第14話 始まり

僕は地下の病室にいた。

隣には、妹が寝ている、もうずっと起きていない。

「はぁ、」

僕は水をくみにベットの隣のパイプ椅子から立ち上がった。

そして僕が蛇口を捻って貴重な水を出してコップに入れていると。

ドアをノックする音が聞こえた。

「私だよ私、入ってもいいかな?」

僕は一瞬、誰?と思ったがその声に聞き覚えがあったので、脳の片隅の方にあった記憶を蘇らせる。

「ああ、委員長ですか、どうぞ」

それは、昔僕のクラスで学級委員長をやっていた女の子だった。

以前も僕がこうして蛇口をひねって水を出している時に話しかけてきたっけ、それが彼女との最初の思い出、なんも変哲もない、学校の思い出。

僕は蛇口を慌てて閉める。

「久しぶりだね、あれからいろんなことがあったけど、こうして生きているのを見ているだけでも私感激だよ〜」

と、彼女は、重い顔をしながらも、いつも通り、あの時のままの状態で話してくれる。

「はい、そうですね、もうあれから三年たちましたからね、、」

と、僕は重い声を隠さず言ってしまう。

「まあ、そうなんだけど私が言いたかったのは、ちがくて、、」

と言ってくる。僕は首を傾けた。

「それは、どういう、、」

僕はさらに首を傾けた。

「まあ、いいや、」

僕はすこし、知りたかったが、あえて聞かなかった。これは、今聞くことでもないし、今聞くのは失礼だ。
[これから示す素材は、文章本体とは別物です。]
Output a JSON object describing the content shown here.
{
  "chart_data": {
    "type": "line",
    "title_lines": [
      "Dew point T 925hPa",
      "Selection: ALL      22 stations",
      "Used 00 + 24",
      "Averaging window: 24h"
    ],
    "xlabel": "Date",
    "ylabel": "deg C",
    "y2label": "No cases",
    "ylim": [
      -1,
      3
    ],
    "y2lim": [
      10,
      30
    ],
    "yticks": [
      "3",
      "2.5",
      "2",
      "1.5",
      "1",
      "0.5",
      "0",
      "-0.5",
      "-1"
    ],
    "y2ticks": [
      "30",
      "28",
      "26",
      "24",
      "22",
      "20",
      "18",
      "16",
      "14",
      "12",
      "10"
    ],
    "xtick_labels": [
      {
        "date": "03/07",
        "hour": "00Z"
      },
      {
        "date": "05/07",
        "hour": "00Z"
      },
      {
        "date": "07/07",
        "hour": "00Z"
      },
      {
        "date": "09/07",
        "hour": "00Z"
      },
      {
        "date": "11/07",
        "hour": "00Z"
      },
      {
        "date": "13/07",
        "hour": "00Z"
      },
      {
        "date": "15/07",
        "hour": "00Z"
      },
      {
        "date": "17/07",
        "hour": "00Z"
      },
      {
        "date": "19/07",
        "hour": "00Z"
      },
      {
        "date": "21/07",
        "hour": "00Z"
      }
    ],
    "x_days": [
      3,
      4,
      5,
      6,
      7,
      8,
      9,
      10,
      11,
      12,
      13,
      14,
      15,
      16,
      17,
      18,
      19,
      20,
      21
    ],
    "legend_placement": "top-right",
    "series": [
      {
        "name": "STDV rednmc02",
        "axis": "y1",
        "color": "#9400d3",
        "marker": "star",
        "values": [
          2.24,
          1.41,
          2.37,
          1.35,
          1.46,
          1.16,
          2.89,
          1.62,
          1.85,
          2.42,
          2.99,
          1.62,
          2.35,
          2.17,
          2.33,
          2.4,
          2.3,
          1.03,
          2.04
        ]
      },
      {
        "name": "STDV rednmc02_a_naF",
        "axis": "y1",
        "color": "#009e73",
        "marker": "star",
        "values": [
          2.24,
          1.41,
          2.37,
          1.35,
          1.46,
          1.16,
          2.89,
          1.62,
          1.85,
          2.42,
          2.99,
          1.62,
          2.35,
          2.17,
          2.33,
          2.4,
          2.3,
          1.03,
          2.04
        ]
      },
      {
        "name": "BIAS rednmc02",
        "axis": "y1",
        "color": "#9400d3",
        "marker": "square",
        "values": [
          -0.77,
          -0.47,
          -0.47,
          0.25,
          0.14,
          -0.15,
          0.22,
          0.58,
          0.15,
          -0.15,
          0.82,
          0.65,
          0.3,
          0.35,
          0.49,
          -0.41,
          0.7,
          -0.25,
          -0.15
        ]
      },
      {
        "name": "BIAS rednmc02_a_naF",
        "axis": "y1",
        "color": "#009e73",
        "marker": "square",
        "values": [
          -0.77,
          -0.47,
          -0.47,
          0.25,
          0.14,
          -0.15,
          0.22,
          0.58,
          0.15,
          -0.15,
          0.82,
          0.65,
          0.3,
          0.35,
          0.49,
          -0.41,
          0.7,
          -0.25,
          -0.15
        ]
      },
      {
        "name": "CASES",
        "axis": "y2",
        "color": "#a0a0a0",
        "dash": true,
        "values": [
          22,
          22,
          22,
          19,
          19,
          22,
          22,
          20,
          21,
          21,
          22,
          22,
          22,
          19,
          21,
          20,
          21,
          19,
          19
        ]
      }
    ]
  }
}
「まあ、良かったよ!じゃあ私は他の子に会わなくちゃいけないから!」

と、右手で僕に手を振って病室を出て行った。

「てか、なんでこの場所分かったんだよ、しかも他の子って、一体誰なんだろう、、」

と、僕が呟くと

ドアが勢いよく空いて、そこからひょっこりと顔を出して彼女は、言った

「内緒だよ!まあ、知らない子だよ!」

それ、内緒じゃないじゃんと突っ込みたくなったが言わなかった。

「今度こそ本当にじゃあね!」

と言って彼女は、台風のように去っていった。

彼女がいなくなった病室はまたいつものように暗く重い空気に戻っていた。